As i write this i'm not far off from my first job interview, which because i don't want to jinx it, will not yet be spoken of.

...
I arrived safe and sound, with even time for a stopover in Olde London Towne. Time enough for some afternoon pints on the Thames with everyones favorite, David Frederick Symonds. My flight had certainly left me parched, so i was happy for the company and whistlewetters.
Speaking of whistle-wetting, I watched Sideways on the flight over. This is a movie i was hellbent on seeing, so i was thinking i had good fortune. The problem was that all the swearwords had been overdubbed. The overdubbing job was decent, however, just noticeable enough to draw me right out of the film. And the content created a whole other layer of pathos than that on display in the movie.
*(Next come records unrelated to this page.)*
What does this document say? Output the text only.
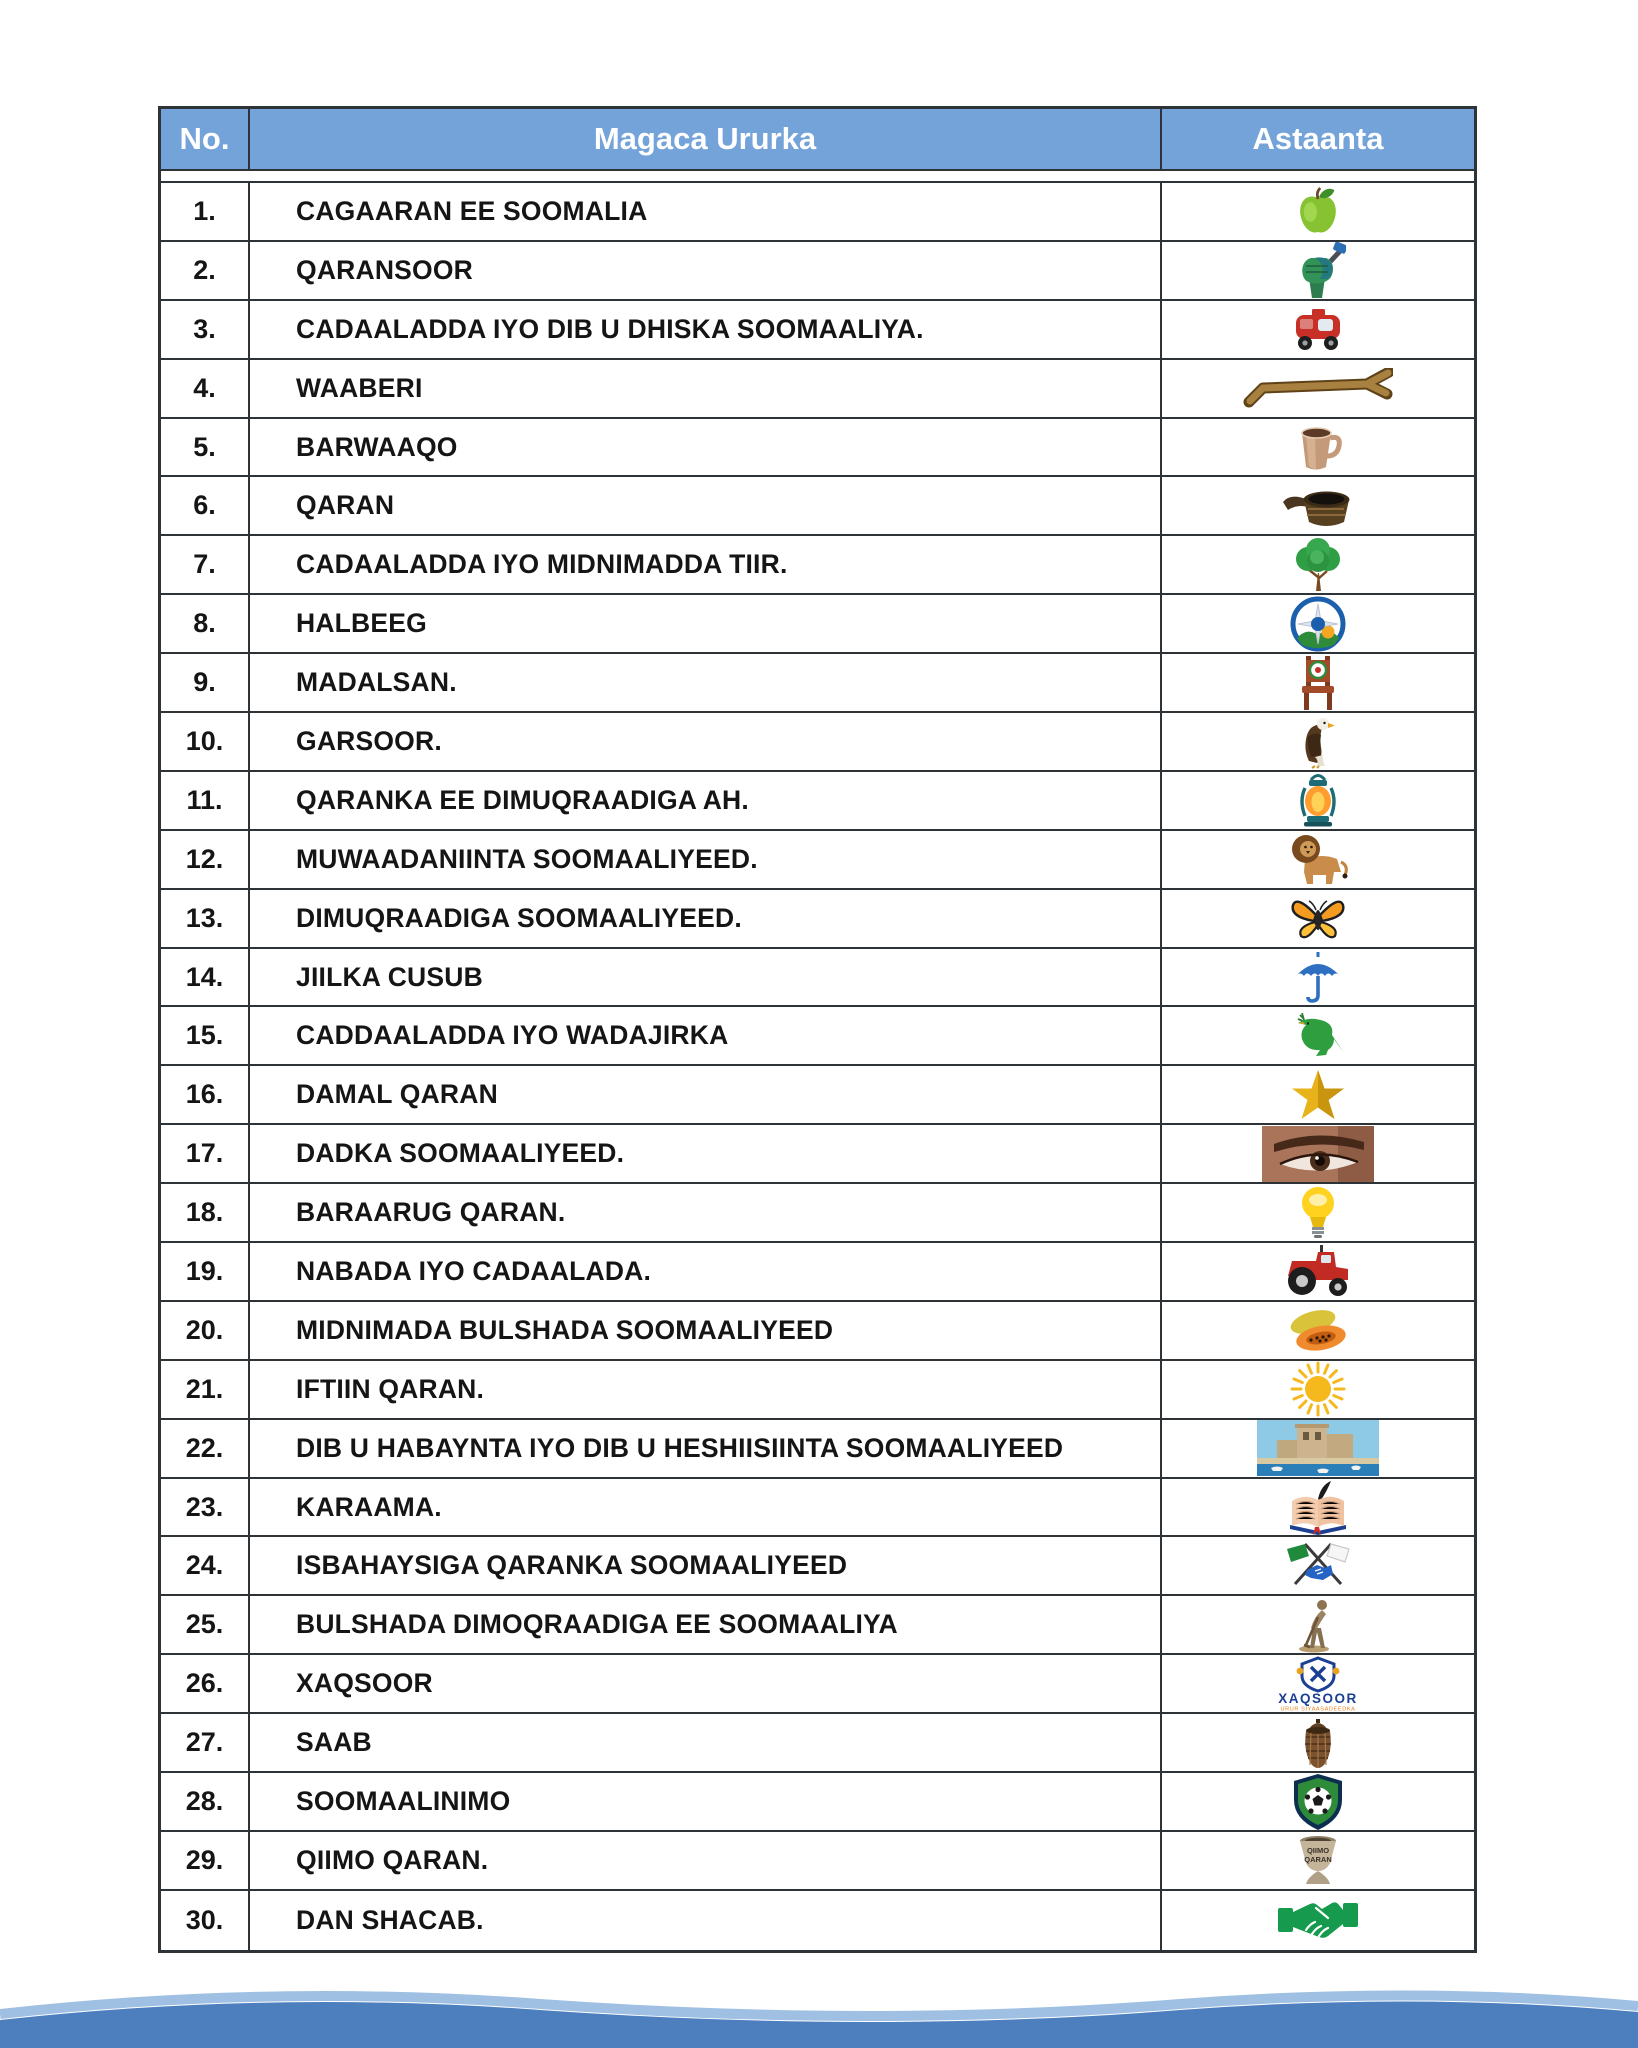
No.	Magaca Ururka	Astaanta
1.	CAGAARAN EE SOOMALIA
2.	QARANSOOR
3.	CADAALADDA IYO DIB U DHISKA SOOMAALIYA.
4.	WAABERI
5.	BARWAAQO
6.	QARAN
7.	CADAALADDA IYO MIDNIMADDA TIIR.
8.	HALBEEG
9.	MADALSAN.
10.	GARSOOR.
11.	QARANKA EE DIMUQRAADIGA AH.
12.	MUWAADANIINTA SOOMAALIYEED.
13.	DIMUQRAADIGA SOOMAALIYEED.
14.	JIILKA CUSUB
15.	CADDAALADDA IYO WADAJIRKA
16.	DAMAL QARAN
17.	DADKA SOOMAALIYEED.
18.	BARAARUG QARAN.
19.	NABADA IYO CADAALADA.
20.	MIDNIMADA BULSHADA SOOMAALIYEED
21.	IFTIIN QARAN.
22.	DIB U HABAYNTA IYO DIB U HESHIISIINTA SOOMAALIYEED
23.	KARAAMA.
24.	ISBAHAYSIGA QARANKA SOOMAALIYEED
25.	BULSHADA DIMOQRAADIGA EE SOOMAALIYA
26.	XAQSOOR	XAQSOOR
URUR SIYAASADEEDKA
27.	SAAB
28.	SOOMAALINIMO
29.	QIIMO QARAN.	QIIMO
QARAN
30.	DAN SHACAB.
Eg. I'm gonna get you loved. Instead of i'm gonna get you laid. Enough said (or unsaid).

You don't know squid. C'mon, please.

and of course: You just wanted to fool me first! Instead of fuck me first. Obviously.

I guess they did this so kids wouldn't be exposed to the filthy language in the unexpurgated version of the movie, but why kids would watch a movie about two sad middle-aged men in the throes of mid life crises over cartoons, i'll never know.
Here's why i'll never know: they never would. cartoons win, every time. And if its not cartoons well then a rerun of The Fresh Prince also trumps 2 old guys sniffing wine.

I however would've really enjoyed the movie, if it hadn't been all chopped up.

This rant probably also has to do with the fact that i didn't sleep a wink on that flight.

I did however, get knocked the fuck out on my flight from London to Rome, because daytime pints after a sleepless transcontinental flight put me in the mood for zees.